Released in 2001 by Cryo Interactive/DreamCatcher Interactive, Frank Herbert's Dune is a 3D video game based on the 2000 Sci Fi Channel miniseries of the same name. As Paul Muad'Dib Atreides, the player must become leader of the Fremen, seize control of Dune, and defeat the evil Baron Harkonnen. The game was not a commercial or critical success, and Cryo subsequently filed for bankruptcy in July 2002.

===Dune Generations (2001, cancelled)===

In 2001, Cryonetworks disclosed information about Dune Generations, an online, 3D real-time strategy game set in the Dune universe. An official website for the upcoming game featured concept images, a brief background story and description of the persistent gameworld, and a list of frequently asked questions. The game would be constructed using Cryo's own online multimedia development framework SCOL.

Within "the infrastructure of a permanent and massive multiplayer world that exists online", Dune Generations would let players assume control of a dynasty in the Dune universe, with the goal of first mastering the natural resources of their own homeworlds and ultimately rising in power and influence through conflicts and alliances with other player dynasties. Each of the three available dynasty types - traders, soldiers, or mercenaries - would provide a different playing experience, all with the long-term goal of gaining control of Arrakis and its valuable spice.

A preview video trailer was released in November 2001. The game was still in the alpha testing stage in February 2002, and the project was ultimately halted after Cryo filed for bankruptcy in July.

===Dune: Ornithopter Assault (2002, cancelled)===
Dune: Ornithopter Assault was developed by Hungarian studio Soft Brigade 2 for the Game Boy Advance, but was cancelled in 2002. The game was to be a 3D air-to-ground shooter featuring 20 missions, five modes, and multiplayer Link Cable connectivity. Without the license, the game was eventually released as Elland: The Crystal Wars on PC.

=== Dune: Spice Wars (2022) ===

Dune: Spice Wars was released on Steam in Early Access by French development studio Shiro Games on April 26, 2022, before being fully released on September 14, 2023. The game is inspired by Dune and Dune 2 with a strong influence from the books rather than the films. It is a real-time strategy game with 4X elements.

=== Dune: Awakening (2025) ===

Dune: Awakening is an open world action survival massively multiplayer online game set on the planet Arrakis. It was announced by its publisher and developer Funcom on Gamescom Opening Night Live 2022; The first trailer was released on August 23, 2022. It was released on June 10, 2025, on Steam and PC Xbox/Microsoft Store.
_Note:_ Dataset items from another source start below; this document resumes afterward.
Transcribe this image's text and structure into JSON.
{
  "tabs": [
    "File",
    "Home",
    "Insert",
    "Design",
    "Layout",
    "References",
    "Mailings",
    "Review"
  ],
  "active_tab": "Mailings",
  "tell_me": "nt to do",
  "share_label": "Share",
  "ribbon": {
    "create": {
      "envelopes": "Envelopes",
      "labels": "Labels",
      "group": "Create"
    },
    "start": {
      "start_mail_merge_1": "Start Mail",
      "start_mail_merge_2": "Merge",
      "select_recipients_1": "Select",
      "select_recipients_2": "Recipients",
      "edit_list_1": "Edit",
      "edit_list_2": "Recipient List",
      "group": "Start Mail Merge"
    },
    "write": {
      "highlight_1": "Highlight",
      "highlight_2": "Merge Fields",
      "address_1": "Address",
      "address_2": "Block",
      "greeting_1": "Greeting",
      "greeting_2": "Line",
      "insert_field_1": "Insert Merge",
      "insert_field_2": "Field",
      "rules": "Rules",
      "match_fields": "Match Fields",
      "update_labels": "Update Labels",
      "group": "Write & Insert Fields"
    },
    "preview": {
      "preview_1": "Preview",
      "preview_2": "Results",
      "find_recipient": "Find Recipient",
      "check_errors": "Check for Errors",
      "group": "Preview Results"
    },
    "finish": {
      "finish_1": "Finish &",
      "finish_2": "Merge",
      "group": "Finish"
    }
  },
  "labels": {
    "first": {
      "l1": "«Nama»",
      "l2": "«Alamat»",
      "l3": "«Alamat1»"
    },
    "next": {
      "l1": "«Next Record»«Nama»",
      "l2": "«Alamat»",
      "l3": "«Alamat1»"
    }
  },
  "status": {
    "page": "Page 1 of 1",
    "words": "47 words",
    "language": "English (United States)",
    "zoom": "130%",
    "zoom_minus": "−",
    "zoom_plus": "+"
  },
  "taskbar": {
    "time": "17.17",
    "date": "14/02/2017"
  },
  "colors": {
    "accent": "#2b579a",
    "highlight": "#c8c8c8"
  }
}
Players who pre-order the Deluxe or Ultimate Edition gained early access starting June 5, 2025. Ports for PlayStation 5 and Xbox Series X/S will release in 2026.

==Online games==
There have also been many Dune-based MUDs (multi-user dimension) and browser-based online games, created and run by fans.

===Dune text room-based MMORPG===

Dune MUD is an unlicensed, online multiplayer game, a MUD active since 1992.

DuneMUSH was an unlicensed, online multiplayer game, a MUSH active in the early 1990s.

Dune II was an unlicensed, online multiplayer MUSH active in the early 1990s.

=== Behind the Dune ===
Behind the Dune is a pornographic, unlicensed, online flash single player game first released in 2016. The game is based on Dune (1992) by Cryo Interactive.